流動比率は「流動資産 ÷ 流動負債 × 100」で計算します。流動資産が1,200万円、流動負債が800万円なら、1,200万円 ÷ 800万円 × 100 = 150%です。

在庫をすぐ現金化しにくい業種や、短期の支払い余力を厳しめに見たいときに使います。流動比率より保守的な見方になりやすい指標です。

目的が違います。流動比率は短期の支払能力、自己資本比率は長期的な財務安定性を見る指標です。資金繰りを確認するなら流動比率、借入依存度を確認するなら自己資本比率を重視します。

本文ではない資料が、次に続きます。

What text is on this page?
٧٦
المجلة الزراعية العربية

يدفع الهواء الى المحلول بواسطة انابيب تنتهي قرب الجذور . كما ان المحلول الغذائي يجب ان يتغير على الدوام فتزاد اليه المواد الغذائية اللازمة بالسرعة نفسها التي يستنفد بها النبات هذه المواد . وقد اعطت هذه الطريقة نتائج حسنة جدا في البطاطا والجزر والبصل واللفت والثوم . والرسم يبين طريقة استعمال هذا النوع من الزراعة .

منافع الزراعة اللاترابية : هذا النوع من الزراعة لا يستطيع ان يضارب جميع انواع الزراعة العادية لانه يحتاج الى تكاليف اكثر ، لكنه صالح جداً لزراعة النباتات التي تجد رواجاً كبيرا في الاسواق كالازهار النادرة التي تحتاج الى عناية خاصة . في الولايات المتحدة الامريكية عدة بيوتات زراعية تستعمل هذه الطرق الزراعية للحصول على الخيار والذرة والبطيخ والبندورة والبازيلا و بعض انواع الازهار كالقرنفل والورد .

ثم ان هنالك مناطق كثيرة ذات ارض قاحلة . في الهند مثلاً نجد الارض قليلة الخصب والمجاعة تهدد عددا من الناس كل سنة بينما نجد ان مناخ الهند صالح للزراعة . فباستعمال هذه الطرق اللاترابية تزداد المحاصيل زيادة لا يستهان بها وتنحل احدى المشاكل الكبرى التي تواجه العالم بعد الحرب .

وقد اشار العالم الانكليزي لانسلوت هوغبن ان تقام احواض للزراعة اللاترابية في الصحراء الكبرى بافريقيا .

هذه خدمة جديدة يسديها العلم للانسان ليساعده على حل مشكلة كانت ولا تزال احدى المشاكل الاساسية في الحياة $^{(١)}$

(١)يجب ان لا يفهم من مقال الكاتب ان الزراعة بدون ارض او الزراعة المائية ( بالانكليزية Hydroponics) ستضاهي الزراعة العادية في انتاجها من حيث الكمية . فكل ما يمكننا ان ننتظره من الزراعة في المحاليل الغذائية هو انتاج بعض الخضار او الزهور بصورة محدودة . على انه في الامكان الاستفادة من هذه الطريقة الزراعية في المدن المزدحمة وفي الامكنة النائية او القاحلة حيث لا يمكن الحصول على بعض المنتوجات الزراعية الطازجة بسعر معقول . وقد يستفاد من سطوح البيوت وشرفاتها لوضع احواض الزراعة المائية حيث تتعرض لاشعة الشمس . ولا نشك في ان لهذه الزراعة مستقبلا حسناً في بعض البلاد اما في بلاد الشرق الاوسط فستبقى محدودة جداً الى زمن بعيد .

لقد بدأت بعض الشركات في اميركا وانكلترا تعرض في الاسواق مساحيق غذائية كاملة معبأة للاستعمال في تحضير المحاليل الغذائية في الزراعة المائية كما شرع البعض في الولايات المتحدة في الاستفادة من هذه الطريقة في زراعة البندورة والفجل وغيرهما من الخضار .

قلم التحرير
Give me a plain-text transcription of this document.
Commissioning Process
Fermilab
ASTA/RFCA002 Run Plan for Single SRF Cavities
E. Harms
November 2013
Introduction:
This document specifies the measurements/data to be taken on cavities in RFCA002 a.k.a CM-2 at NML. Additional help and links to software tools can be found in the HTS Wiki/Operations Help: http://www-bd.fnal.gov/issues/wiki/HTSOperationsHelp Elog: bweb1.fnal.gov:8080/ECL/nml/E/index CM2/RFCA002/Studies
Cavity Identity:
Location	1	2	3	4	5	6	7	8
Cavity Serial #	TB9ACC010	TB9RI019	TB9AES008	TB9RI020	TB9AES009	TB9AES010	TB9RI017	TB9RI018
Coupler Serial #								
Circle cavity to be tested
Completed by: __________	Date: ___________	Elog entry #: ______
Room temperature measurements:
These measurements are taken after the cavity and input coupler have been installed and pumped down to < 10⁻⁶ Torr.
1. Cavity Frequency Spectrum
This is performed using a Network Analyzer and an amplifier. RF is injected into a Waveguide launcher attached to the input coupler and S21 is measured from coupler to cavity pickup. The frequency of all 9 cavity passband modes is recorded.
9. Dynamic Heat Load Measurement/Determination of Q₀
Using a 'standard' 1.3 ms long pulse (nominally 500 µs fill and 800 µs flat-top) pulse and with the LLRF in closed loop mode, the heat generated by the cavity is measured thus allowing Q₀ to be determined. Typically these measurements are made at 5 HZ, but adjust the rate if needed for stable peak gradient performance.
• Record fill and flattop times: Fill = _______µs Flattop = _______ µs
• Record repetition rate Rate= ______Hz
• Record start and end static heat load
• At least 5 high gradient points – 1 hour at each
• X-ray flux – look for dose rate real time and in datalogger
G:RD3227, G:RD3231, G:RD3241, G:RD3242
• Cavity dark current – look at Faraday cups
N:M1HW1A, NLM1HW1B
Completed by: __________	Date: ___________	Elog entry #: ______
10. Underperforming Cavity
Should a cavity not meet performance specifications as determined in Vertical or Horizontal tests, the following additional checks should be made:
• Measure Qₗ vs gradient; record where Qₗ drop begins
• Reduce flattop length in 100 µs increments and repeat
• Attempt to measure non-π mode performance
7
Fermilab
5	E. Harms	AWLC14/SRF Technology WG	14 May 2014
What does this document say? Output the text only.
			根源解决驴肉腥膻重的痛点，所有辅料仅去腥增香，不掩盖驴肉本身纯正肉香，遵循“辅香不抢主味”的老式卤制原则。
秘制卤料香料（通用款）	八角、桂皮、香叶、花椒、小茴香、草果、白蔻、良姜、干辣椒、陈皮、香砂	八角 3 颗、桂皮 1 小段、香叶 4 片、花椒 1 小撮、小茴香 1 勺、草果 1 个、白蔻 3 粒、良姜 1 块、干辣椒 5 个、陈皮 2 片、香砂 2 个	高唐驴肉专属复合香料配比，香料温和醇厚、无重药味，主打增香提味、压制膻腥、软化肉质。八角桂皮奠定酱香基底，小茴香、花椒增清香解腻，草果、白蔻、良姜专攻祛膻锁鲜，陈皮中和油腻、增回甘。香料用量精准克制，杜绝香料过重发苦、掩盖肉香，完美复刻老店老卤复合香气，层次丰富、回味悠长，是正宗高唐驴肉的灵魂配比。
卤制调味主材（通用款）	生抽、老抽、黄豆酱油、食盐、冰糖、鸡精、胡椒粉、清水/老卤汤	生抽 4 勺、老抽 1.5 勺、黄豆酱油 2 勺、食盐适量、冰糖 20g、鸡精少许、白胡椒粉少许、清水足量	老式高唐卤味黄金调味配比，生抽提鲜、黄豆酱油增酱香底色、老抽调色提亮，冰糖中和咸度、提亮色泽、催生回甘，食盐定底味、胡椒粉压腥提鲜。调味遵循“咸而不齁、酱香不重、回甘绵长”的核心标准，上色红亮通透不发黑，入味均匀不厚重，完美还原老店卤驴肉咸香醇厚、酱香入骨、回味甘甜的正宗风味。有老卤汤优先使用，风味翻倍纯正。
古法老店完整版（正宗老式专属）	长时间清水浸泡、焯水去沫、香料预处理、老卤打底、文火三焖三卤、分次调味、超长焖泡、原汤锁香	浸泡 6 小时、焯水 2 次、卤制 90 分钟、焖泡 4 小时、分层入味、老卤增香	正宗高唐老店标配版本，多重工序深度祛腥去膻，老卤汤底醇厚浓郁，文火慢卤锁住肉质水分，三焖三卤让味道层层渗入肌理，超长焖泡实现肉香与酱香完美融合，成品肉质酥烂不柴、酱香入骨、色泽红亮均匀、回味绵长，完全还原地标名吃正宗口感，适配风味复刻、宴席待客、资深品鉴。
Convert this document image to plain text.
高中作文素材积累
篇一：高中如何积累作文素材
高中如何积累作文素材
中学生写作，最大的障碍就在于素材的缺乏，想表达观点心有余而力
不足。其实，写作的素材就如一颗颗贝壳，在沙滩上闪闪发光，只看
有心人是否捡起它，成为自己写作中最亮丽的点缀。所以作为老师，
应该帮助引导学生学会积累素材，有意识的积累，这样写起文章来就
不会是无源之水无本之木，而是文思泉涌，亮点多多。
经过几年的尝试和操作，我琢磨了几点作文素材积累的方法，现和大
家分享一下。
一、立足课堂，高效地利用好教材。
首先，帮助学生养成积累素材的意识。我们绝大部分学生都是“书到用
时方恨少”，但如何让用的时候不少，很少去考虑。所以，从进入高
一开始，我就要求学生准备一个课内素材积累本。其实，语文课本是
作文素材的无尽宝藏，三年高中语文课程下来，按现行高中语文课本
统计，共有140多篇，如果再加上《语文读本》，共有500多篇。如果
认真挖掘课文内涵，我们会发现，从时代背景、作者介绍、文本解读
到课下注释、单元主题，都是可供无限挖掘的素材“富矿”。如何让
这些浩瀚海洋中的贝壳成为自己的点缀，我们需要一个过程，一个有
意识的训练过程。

高いこと自体は安全性の面でプラスですが、現金や在庫を必要以上に抱えている場合は資産効率が低い可能性があります。収益性や在庫回転率も合わせて確認します。

参考にした考え方

本ページでは、流動比率を短期支払能力の指標、当座比率をより換金性に注目した補助指標として扱っています。業種別比較や統計値を確認する場合は、財務省 法人企業統計の財務営業比率など、公的統計もあわせて参照してください。